High iron concentrations have been suggested to be associated with subclinical inflammation and increased oxidative stress in type 2 diabetes mellitus (T2DM) [1]. Besides, a positive association between fasting glucose and insulin levels and chronic iron deposition has been reported in a population study [2].

Hepcidin is a peptide hormone that regulates iron homeostasis in the body [3]. Hepcidin is synthesized from the hepatocytes and causes negative effect on iron absorption and cellular release via binding to ferroportin [3]. Alterations in hepcidin levels have been reported in chronic diseases with iron deposition [4, 5]. There are a growing number of studies targeting the possible role of hepcidin in the pathogenesis of insulin resistance and related diseases [6–8]. Decreased or unchanged hepcidin concentrations have been found in patients with polycystic ovary and metabolic syndrome [9–11]. In patients with T2DM, some studies have reported decreased circulating hepcidin levels while others showed no change [10, 12, 13]. To the best of our knowledge, there is no data regarding hepcidin concentrations in subjects with impaired glucose tolerance.

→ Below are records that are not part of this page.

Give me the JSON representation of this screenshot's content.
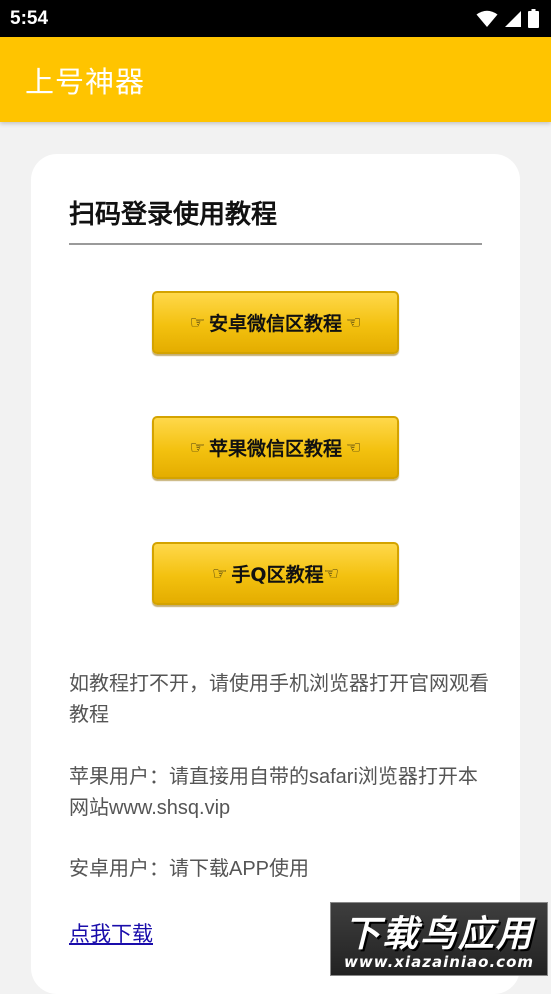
{
  "status_bar": {
    "time": "5:54"
  },
  "app_bar": {
    "title": "上号神器"
  },
  "card": {
    "title": "扫码登录使用教程",
    "buttons": [
      {
        "hand_left": "☞",
        "label": "安卓微信区教程",
        "hand_right": "☜"
      },
      {
        "hand_left": "☞",
        "label": "苹果微信区教程",
        "hand_right": "☜"
      },
      {
        "hand_left": "☞",
        "label": "手Q区教程",
        "hand_right": "☜"
      }
    ],
    "info_1": "如教程打不开，请使用手机浏览器打开官网观看教程",
    "info_2": "苹果用户：请直接用自带的safari浏览器打开本网站www.shsq.vip",
    "info_3": "安卓用户：请下载APP使用",
    "download_link": "点我下载"
  },
  "watermark": {
    "title": "下载鸟应用",
    "url": "www.xiazainiao.com"
  },
  "colors": {
    "accent": "#ffc400",
    "button": "#f3c10f",
    "link": "#1a0dab"
  }
}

Growth Differentiation Factor-15 (GDF-15), which is also known as macrophage inhibitory cytokine 1 (MIC-1), has been suggested as one of the regulators of hepcidin [14]. GDF-15 is an anti-inflammatory cytokine secreted mainly from the macrophages in response to oxidative stress and inflammation [15]. Plasma GDF-15 levels have been found to be positively correlated with abdominal obesity and insulin resistance in obese subjects without diabetes [16]. Also, increasing effect of hyperinsulinemia on circulating GDF-15 concentrations has been shown in a clamp study [17]. Increased GDF-15 levels have been reported in patients with T2DM [18, 19] and high GDF-15 has been suggested to be a compensatory anti-inflammatory mechanism in the development of T2DM [20]. Previous studies on the association between GDF-15 and prediabetes are very few [16, 21, 22].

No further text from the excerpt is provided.